NuScale Power Corporation has submitted an application for approval of its updated small modular reactor design to US nuclear regulators. The company has also signed a contract with Romania's RoPower Nuclear S.A. for front-end engineering and design work toward the deployment of a VOYGR-6 SMR power plant at Doicești.How a VOYGR-6 plant at Idaho National Laboratory might look (Image: UAMPS)
The NuScale Power Module, on which the company's VOYGR plants are based, is a pressurised water reactor incorporating all the components for steam generation and heat exchange. The US Nuclear Regulatory Commission (NRC) issued a Final Safety Evaluation Report (FSER) for the design in September 2020, approving it for use in the USA - the only SMR design to date to receive such approval. Later that year, after further studies supported by increased analysis and test data, NuScale concluded that the technology could generate 25% more power per module, for a total of 77 MWe per module (gross). It therefore decided to seek approval of a six-module design, instead of the 12-module configuration that was in the previously approved design.

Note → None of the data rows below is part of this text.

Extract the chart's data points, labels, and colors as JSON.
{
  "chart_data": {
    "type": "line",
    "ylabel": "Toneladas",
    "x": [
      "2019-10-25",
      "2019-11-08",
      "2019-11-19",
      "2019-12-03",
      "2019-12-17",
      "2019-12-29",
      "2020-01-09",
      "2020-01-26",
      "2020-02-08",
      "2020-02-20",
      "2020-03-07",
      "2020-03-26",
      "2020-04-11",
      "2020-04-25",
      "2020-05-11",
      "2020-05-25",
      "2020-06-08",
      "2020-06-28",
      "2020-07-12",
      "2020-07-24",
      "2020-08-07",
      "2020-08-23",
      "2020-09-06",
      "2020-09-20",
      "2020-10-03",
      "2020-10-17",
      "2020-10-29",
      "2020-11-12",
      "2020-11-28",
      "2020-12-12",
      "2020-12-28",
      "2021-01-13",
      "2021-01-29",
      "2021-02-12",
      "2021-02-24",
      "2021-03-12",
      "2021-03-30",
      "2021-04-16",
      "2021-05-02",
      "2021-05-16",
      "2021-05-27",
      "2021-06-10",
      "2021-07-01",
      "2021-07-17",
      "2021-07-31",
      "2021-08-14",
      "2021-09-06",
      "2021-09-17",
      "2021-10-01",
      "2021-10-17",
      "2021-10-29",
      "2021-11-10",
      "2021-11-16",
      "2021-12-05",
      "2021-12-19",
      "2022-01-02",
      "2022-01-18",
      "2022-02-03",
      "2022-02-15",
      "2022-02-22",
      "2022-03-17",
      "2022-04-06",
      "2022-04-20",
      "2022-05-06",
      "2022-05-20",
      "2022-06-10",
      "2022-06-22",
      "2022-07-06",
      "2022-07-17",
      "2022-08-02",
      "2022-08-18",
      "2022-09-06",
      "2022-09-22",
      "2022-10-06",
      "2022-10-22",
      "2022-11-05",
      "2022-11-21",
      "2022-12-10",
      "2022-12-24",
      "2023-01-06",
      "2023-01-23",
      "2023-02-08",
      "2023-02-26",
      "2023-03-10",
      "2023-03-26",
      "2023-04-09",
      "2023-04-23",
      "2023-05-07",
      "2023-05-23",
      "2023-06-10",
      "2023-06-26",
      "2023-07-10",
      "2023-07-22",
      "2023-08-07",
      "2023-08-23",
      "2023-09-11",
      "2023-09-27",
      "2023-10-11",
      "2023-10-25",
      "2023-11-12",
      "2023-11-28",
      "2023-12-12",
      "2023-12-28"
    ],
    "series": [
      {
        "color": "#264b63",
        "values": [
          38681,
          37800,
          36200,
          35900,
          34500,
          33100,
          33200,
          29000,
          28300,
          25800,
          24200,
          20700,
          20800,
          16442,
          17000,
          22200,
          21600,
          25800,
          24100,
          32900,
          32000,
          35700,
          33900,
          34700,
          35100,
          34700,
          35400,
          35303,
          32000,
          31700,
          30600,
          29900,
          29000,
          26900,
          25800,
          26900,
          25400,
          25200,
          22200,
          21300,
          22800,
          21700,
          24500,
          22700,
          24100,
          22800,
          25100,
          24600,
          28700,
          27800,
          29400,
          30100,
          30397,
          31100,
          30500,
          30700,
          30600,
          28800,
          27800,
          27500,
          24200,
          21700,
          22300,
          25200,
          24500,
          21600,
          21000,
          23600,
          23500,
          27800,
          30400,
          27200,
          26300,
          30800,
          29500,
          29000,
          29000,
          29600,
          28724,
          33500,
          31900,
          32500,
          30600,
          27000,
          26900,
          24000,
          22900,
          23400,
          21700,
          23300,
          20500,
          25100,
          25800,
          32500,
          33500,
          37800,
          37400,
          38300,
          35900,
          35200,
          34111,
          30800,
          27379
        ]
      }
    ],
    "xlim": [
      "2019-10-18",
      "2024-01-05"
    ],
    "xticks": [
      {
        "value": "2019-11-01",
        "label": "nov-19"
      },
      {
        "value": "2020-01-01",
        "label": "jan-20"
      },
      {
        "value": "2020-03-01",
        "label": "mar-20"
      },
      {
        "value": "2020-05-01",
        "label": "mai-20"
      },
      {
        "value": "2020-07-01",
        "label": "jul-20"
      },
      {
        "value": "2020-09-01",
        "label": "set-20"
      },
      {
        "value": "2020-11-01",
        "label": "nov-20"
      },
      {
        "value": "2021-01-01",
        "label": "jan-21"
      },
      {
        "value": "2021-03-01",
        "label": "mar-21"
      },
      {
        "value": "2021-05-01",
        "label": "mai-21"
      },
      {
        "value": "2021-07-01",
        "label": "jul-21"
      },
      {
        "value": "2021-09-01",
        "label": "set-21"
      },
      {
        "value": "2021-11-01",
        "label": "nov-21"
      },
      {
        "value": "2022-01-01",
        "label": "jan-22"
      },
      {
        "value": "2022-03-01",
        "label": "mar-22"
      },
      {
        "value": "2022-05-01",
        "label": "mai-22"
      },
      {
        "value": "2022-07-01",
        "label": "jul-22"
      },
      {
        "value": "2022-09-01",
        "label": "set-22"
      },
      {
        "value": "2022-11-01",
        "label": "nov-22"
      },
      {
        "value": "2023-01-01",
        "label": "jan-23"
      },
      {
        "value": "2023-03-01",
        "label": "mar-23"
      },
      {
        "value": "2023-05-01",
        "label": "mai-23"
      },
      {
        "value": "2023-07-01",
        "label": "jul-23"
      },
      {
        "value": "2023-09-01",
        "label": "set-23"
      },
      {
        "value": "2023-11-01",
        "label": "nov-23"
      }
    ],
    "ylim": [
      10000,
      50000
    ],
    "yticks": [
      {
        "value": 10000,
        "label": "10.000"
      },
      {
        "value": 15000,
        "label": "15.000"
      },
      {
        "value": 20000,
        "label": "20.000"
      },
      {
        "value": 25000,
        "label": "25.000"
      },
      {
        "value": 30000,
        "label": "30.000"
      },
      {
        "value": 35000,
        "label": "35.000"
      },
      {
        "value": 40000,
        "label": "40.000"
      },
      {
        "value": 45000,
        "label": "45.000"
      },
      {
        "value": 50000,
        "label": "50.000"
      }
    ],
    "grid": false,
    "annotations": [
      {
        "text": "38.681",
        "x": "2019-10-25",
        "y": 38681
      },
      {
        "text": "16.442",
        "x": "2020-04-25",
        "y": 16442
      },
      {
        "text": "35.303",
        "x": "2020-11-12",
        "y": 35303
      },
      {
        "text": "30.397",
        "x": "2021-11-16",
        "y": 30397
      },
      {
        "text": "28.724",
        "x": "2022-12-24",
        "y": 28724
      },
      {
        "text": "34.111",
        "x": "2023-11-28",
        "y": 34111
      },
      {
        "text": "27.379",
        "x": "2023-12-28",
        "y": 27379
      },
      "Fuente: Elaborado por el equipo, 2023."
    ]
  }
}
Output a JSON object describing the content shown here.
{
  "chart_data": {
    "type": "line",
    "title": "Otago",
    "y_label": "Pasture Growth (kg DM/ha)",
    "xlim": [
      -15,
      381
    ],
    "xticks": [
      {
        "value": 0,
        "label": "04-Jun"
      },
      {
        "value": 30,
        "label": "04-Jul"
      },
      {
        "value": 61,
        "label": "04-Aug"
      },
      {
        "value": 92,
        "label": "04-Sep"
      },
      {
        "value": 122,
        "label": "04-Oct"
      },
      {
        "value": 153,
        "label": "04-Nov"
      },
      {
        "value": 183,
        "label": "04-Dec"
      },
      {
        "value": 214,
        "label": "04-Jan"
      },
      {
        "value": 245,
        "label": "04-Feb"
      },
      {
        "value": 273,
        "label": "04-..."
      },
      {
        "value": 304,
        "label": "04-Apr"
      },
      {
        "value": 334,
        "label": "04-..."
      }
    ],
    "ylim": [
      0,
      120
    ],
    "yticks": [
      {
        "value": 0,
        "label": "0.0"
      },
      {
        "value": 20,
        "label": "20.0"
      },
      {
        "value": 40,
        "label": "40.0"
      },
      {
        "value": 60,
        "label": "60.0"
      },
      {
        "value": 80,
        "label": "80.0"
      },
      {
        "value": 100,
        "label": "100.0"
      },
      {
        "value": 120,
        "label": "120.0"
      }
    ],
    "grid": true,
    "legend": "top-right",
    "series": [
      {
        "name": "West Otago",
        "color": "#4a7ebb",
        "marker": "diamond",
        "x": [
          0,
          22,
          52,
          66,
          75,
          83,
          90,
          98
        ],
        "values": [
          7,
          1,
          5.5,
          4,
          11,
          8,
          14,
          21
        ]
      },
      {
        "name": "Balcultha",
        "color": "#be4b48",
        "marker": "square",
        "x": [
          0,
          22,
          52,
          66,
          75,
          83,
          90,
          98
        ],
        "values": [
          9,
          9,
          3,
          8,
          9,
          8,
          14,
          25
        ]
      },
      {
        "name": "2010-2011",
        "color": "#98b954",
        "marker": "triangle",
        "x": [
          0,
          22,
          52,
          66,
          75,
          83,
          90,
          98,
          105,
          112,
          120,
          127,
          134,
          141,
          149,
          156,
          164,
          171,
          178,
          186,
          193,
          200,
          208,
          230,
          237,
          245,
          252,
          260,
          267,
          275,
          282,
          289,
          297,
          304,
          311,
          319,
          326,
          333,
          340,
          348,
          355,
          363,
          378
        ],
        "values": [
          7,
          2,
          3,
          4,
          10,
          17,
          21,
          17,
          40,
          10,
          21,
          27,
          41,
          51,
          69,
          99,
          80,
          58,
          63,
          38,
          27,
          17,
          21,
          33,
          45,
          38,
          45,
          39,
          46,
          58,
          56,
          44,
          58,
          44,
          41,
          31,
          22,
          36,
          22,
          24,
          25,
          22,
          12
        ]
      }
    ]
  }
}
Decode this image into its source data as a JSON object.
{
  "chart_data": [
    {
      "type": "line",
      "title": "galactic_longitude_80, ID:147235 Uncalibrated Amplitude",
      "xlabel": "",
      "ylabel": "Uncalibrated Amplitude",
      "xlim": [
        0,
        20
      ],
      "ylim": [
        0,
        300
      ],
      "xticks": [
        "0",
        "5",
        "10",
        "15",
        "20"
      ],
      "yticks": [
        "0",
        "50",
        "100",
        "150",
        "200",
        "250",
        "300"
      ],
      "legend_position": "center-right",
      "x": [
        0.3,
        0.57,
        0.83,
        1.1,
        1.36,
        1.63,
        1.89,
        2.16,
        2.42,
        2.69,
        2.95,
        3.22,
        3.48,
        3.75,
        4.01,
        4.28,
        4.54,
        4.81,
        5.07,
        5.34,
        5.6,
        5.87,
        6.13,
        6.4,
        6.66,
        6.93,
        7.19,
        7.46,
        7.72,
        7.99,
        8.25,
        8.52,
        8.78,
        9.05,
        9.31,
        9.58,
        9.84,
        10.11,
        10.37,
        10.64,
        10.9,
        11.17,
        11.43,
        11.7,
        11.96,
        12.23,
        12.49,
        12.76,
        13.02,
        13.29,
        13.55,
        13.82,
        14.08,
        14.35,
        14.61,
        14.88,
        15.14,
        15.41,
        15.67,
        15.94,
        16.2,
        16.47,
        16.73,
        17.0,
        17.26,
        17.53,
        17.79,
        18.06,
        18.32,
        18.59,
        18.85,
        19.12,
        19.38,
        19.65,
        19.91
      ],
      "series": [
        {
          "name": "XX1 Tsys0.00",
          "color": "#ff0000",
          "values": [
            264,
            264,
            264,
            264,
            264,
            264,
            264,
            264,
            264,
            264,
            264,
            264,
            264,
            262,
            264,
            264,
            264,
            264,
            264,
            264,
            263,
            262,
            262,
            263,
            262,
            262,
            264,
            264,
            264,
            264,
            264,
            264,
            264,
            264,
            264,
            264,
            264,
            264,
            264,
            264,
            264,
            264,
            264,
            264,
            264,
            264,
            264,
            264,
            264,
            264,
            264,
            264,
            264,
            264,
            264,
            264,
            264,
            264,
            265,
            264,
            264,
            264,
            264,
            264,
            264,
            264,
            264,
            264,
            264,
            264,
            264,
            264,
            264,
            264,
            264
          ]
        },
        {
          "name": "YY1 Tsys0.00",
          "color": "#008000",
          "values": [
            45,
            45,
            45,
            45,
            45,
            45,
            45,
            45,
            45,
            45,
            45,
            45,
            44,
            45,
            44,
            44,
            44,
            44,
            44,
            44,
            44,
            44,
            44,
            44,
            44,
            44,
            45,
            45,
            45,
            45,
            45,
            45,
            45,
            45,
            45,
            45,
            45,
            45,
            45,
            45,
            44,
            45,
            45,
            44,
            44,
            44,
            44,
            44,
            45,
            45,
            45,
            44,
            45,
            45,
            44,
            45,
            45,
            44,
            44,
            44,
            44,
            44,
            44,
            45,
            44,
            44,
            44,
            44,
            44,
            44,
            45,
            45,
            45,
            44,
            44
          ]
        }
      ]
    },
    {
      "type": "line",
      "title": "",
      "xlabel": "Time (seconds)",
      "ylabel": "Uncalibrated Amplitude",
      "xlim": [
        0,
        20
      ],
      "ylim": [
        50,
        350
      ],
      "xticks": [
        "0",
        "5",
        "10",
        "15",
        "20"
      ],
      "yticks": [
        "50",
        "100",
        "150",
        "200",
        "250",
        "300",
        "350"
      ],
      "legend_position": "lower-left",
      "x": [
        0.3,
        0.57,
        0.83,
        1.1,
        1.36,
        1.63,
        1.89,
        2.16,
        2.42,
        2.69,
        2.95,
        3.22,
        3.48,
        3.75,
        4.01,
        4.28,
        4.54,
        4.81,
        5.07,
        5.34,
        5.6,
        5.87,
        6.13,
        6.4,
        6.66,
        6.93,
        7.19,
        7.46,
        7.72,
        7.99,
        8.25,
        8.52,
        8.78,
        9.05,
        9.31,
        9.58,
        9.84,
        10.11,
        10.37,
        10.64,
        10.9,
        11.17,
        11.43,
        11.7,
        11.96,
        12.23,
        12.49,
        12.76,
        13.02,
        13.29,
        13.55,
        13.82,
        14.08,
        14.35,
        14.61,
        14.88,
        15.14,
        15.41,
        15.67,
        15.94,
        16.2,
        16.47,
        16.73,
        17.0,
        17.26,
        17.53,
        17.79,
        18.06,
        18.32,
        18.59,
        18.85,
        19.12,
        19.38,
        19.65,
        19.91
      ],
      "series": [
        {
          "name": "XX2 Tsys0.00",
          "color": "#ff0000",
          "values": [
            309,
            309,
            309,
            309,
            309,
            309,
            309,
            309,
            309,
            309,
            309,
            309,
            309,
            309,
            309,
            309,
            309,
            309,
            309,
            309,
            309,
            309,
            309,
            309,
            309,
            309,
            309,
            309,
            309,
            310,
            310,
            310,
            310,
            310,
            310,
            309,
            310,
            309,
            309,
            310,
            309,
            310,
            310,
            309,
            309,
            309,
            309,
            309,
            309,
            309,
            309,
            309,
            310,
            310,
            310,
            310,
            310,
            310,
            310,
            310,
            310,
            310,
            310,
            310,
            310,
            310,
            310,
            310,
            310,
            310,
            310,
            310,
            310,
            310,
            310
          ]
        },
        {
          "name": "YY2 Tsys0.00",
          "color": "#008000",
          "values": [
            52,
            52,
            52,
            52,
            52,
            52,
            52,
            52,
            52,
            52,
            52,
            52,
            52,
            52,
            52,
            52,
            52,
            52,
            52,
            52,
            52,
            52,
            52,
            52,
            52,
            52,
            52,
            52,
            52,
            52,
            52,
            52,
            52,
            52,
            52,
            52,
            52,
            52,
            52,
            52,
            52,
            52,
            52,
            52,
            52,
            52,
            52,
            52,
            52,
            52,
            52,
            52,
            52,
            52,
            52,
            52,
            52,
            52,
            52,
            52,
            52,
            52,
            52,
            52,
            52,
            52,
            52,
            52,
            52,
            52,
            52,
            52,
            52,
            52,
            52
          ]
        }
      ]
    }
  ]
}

The Portland, Oregon-headquartered company said it completed the submission of its Standard Design Approval (SDA) application for the updated design - based on the six-module VOYGR-6 plant configuration, powered by the 77 MWe module - on 1 January. The design features the same fundamental safety case and passive safety features approved by the NRC in 2020, the company said.
NuScale President and CEO John Hopkins described the submission of the SDA application as "another critical regulatory milestone" for the company. "Customers already appreciate that our SMR is unmatched in reliability and safety. Today's announcement solidifies our technological superiority and does so within our previously stated commercialisation timeline," he added.
NuScale said it has submitted all parts of the application to the NRC including the entire Final Safety Analysis Report and all technical reports, which are incorporated by reference into the FSAR. Three additional Licensing Topical Reports are expected to be submitted by NuScale in the coming days. The NRC's previous approval "has set the stage for an efficient and effective review of the second SDA application", the company said.
In December, NuScale announced it had completed the standard generic plant design for the VOYGR plant that will serve as a starting point for deploying site-specific designs.FEED in Romania
Meanwhile, the signing of a FEED contract by RoPower and NuScale on 28 December has been described by the companies as a significant step towards the deployment of a VOYGR plant in Romania. RoPower, a joint venture of Nova Power & Gas and Nuclearelectrica, is working on a project to repower a former coal plant at Doicești with a VOYGR-6 plant supplied by NuScale.
The FEED contract follows a June 2022 memorandum of understanding between NuScale and state-owned nuclear power corporation Nuclearelectrica to begin conducting engineering studies, technical reviews, and licensing and permitting activities for the project.
The first phase of FEED work will define the major site and specific inputs for a VOYGR-6 SMR power plant at Doicești. The eight-month project will include the issuance of subcontracts to perform the environmental impact assessment and subsurface geotechnical investigation, the evaluation of site and site-specific requirements for NuScale's standard plant design, and the development of a project-specific cost estimate.
"NuScale's commencement of Phase 1 Front-End Engineering and Design work in partnership with Nuclearelectrica/RoPower keeps Romania on the path toward becoming the first country in Europe to benefit from safe, reliable and carbon-free small modular reactor technology,” Hopkins said.
Nuclearelectrica CEO Cosmin Ghita said the signing of the FEED work contract comes after nearly four years of collaboration, research, and studies. "It also demonstrates the partners share the same values and commitment to build a greener and more sustainable future for the next generations," he said.